O Sindicato Nacional dos Trabalhadores dos Correios e Telecomunicações (SNCT) considerou que a greve de hoje nos CTT «está a ter uma boa adesão», cerca de 75%, embora as lojas estejam abertas e a distribuição de correspondência a ser feita.

«Faltam recolher ainda alguns dados, nomeadamente nas centrais de correios de Lisboa, Porto e Coimbra, mas a adesão aumentou relativamente ao turno da noite, de 72 para 75%», disse à agência Lusa Vítor Narciso, secretário-geral do SNCT.

De acordo com o sindicalista, os efeitos da paralisação notaram-se mais nalgumas lojas, que se mantiveram abertas quase só com chefias, e na distribuição de correspondência, nomeadamente em Lisboa, «onde ficou muito correio por entregar».

Segundo o diretor dos recursos humanos dos CTT, a adesão à greve é de 14%, estando as lojas a funcionar normalmente, assim como a distribuição do correio.

A paralisação foi convocada pelo Sindicato Nacional dos Trabalhadores dos Correios e Telecomunicações (SNTCT), e por outros três sindicatos, e abrange todo o pessoal dos CTT.

A greve não afeta os postos de correio explorados por parceiros dos CTT, nem os transportes de correspondência, que são assegurados por empresas externas.

Os trabalhadores dos CTT reivindicam aumentos salariais de 3,5%, a manutenção do sistema de saúde e protestam contra a privatização da empresa.

Vítor Narciso disse à Lusa que os sindicatos aguardam a marcação de uma reunião com a administração para o inicio de janeiro para discutir as reivindicações apresentadas pelos trabalhadores.

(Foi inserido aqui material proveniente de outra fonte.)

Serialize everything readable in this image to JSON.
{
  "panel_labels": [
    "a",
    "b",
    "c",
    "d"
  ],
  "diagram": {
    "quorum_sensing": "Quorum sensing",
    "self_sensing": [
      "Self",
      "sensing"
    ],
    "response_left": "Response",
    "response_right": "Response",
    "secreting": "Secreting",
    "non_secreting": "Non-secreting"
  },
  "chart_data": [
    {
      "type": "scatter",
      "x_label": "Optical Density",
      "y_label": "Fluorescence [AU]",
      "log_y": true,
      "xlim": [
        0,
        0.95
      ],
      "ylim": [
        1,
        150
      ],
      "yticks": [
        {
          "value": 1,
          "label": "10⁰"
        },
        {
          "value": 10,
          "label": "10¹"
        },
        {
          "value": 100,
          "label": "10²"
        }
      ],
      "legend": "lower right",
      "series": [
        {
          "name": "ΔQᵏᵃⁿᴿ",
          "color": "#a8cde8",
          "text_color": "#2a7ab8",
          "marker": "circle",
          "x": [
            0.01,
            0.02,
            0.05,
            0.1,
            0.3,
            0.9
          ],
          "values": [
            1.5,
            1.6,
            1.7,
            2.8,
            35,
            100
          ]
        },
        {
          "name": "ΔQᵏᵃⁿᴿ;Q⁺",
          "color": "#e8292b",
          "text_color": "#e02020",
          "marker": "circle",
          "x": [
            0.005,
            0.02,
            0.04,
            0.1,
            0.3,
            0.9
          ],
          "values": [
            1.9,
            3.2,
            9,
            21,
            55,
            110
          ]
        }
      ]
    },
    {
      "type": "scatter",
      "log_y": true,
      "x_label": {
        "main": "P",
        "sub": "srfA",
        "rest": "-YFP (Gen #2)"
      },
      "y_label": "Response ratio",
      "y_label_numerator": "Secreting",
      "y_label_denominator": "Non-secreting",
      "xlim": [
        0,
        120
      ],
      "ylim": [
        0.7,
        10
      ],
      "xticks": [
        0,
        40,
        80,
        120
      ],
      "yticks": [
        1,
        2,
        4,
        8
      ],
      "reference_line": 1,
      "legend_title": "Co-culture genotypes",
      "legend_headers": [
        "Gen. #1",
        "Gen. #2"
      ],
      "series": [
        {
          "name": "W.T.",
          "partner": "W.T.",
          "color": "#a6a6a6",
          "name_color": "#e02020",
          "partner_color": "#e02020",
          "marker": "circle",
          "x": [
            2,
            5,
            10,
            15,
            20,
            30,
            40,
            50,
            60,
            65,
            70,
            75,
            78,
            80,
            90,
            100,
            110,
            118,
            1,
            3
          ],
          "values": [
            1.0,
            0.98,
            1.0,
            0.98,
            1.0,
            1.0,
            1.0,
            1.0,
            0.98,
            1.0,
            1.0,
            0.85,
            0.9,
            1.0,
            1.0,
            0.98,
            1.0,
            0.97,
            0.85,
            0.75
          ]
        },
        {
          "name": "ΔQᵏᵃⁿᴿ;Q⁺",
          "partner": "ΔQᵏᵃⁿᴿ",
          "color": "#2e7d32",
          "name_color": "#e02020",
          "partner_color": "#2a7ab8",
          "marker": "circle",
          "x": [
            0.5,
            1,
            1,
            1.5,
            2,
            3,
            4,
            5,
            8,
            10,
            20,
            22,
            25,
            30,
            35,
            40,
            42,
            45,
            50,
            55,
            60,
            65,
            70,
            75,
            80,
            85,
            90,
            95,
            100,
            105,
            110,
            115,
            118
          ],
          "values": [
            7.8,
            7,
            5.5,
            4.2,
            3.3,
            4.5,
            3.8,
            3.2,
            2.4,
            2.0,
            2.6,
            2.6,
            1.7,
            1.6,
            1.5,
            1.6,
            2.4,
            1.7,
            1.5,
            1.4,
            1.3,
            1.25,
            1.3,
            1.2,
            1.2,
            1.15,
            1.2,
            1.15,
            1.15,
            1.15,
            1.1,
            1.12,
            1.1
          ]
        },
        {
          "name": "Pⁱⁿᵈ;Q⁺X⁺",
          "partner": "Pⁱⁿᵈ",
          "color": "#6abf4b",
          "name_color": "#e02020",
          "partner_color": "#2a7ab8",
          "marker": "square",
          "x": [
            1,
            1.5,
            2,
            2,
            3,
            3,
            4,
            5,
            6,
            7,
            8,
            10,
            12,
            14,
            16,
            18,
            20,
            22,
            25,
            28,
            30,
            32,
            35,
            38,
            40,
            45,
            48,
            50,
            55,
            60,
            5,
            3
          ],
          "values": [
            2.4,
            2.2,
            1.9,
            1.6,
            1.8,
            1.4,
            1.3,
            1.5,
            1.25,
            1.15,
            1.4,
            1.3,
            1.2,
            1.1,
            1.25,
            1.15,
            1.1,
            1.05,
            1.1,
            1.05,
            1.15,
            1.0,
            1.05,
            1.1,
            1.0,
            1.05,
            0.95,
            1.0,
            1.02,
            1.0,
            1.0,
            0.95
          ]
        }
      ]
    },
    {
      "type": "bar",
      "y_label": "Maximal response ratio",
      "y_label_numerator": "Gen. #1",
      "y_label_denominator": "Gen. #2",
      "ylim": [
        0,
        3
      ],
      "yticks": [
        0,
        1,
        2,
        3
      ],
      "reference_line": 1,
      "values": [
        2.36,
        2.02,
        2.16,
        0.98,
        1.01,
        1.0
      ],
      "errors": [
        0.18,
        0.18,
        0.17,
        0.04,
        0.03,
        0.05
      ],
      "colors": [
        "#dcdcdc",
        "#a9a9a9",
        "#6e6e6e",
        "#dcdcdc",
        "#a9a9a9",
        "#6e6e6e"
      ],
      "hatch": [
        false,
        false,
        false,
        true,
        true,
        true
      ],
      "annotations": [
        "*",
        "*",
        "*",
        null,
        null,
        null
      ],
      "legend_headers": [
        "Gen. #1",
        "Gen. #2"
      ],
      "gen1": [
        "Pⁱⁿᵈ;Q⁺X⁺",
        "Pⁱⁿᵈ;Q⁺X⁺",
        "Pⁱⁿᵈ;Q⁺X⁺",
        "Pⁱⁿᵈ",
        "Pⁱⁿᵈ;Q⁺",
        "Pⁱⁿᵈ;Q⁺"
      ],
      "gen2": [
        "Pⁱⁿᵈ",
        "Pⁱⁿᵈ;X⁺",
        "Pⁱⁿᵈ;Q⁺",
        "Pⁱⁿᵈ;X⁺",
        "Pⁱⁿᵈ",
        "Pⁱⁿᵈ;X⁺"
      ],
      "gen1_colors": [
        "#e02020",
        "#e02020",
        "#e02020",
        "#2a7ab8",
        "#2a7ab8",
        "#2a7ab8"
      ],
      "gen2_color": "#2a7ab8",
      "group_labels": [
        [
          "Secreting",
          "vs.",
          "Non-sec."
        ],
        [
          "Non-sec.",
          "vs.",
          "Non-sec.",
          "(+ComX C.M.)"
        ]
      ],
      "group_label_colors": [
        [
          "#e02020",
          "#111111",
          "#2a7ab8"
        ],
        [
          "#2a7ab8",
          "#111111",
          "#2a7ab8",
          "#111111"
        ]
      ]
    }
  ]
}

«Se tudo correr bem haverá paz social nos CTT, de contrário teremos de continuar a lutar», afirmou.

Ao longo do ano os trabalhadores dos CTT fizeram várias greves relacionadas com questões remuneratórias, subsídios de férias e de Natal, progressão na carreira e o pagamento de diuturnidades, do trabalho suplementar, das ajudas de custo e de transporte e contra a privatização da empresa.

A maior parte do capital dos CTT - Correios de Portugal, 70%, foi privatizada este ano, com dispersão em bolsa.

Numa primeira fase, o Estado, através da Parpública, fica com 30% dos CTT, mas a médio prazo, o Estado deverá sair da empresa.